According to Ho, mass and premium mass market players have proven to be the primary drivers of the recovery this quarter and are expected to continue to be so in the future.
“We remain optimistic on our Macau market outlook, especially as Macau explores scenarios for more flexible travel with other cities in the Greater Bay Area,” he stated.
The CEO pledged the company’s commitment to its investment program in Macau and abroad.
He recalled that facility upgrade works at City of Dreams Macau are ongoing, where more suites and guestrooms are being added to Morpheus, while the Countdown was closed at the end of March 2021 for a full renovation.
In June and July, Melco Resorts Finance and Studio City Finance listed USD2.25 billion, in aggregate, of senior notes on the Chongwa (Macao) Financial Asset Exchange Co., Limited (MOX).
“These notes were previously listed on the Singapore Exchange and are now dual-listed on both the Singapore and Macau exchanges,” Ho said.
In Europe, the development of City of Dreams Mediterranean continues, with a target opening in summer 2022. “Upon completion, the project will be Europe’s largest integrated resort with approximately 500 luxury hotel rooms, approximately 10,000 square meters of MICE space, an outdoor amphitheater, a family adventure park, and a variety of fine-dining outlets and luxury retail,” Ho explained.
Turning to Japan, Melco remains convinced that Japan represents the best potential new gaming market globally and that the quality of its assets and its focus on the premium segment is a great fit for the country’s tourism development.
“We remain patient and continue to maintain our disciplined approach with respect to all development activities, including in Japan,” he affirmed.
Melco is in a tight race with Genting Singapore, since both companies have qualified for the city’s Request for Proposal (RFP) to develop an integrated resort (IR), the government of Yokohama, Japan’s second-largest city.
Melco has partnered with the Japanese construction and civil engineering company Taisei Corporation for the IR bid; while Genting have allied with Japan’s Sega Sammy Holdings and Kajima Corporation.
The qualification of the two gaming operators did not come as a surprise to market observers, who saw it as a two-horse race between the two firms.
Altira to cater to ‘high-margin premium mass’
Melco Resorts & Entertainment Ltd’s casino hotel Altira Macau is set to focus on “high-margin premium mass segment,” making it the company’s first integrated resort to have a broader focus in the market.
Chairman and CEO Lawrence Ho revealed the plans during the group’s earnings call with investment analysts on Tuesday.
The repositioning operations will commence in the third quarter of this year.

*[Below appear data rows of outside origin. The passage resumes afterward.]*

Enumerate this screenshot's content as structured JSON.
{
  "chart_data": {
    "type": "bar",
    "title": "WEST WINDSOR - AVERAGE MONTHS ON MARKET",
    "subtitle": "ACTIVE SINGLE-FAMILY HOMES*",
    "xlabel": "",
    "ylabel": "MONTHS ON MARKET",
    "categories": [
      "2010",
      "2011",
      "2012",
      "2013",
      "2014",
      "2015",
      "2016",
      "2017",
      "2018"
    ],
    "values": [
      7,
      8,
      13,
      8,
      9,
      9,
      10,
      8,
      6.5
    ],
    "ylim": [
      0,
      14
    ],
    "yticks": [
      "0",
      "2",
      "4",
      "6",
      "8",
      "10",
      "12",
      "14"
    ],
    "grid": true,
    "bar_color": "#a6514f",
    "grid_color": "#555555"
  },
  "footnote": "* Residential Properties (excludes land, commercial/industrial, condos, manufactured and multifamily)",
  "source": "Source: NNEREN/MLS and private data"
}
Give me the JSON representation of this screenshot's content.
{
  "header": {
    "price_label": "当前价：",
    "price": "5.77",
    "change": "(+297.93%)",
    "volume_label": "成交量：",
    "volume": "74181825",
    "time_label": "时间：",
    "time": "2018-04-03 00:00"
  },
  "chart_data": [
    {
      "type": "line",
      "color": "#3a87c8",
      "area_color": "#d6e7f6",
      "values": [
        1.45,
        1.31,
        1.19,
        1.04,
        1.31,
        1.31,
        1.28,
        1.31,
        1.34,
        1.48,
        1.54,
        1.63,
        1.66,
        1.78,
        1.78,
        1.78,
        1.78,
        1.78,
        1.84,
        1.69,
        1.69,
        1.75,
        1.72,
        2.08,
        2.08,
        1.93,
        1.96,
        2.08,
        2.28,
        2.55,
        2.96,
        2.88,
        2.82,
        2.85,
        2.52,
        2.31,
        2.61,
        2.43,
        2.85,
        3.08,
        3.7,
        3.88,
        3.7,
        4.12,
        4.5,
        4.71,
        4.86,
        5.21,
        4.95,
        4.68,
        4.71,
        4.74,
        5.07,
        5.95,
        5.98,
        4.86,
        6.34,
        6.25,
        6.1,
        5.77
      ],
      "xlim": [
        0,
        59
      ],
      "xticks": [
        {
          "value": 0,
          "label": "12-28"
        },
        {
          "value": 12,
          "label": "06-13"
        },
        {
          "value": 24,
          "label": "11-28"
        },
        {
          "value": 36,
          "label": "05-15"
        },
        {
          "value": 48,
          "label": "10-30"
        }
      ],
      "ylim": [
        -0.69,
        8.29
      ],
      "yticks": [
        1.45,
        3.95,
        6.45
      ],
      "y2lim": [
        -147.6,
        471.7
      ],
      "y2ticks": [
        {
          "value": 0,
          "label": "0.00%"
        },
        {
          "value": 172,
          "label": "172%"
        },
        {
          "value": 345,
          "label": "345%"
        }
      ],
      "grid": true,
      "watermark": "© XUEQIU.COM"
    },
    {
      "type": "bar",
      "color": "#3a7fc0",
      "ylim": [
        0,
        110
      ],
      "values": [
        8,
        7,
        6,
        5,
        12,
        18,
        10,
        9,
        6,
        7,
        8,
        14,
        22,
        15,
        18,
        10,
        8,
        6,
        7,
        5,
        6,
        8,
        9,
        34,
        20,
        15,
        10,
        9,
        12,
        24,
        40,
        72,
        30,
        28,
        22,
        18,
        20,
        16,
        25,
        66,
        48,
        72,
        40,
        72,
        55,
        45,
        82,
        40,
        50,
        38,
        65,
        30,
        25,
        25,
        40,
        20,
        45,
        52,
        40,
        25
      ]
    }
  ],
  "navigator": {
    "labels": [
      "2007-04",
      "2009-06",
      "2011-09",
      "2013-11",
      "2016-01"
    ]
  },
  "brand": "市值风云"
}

Ho also clarified that Melco has already shut down VIP operations at Altira Macau.
The gaming operator’s existing junket and premium direct VIP operations were moved to City of Dreams and to Studio City.
“We expect this transformation to take approximately 12 months to complete. After their transformation, we expect Altira to emerge as a stronger, higher-margin, more stable property in the portfolio,” said Ho.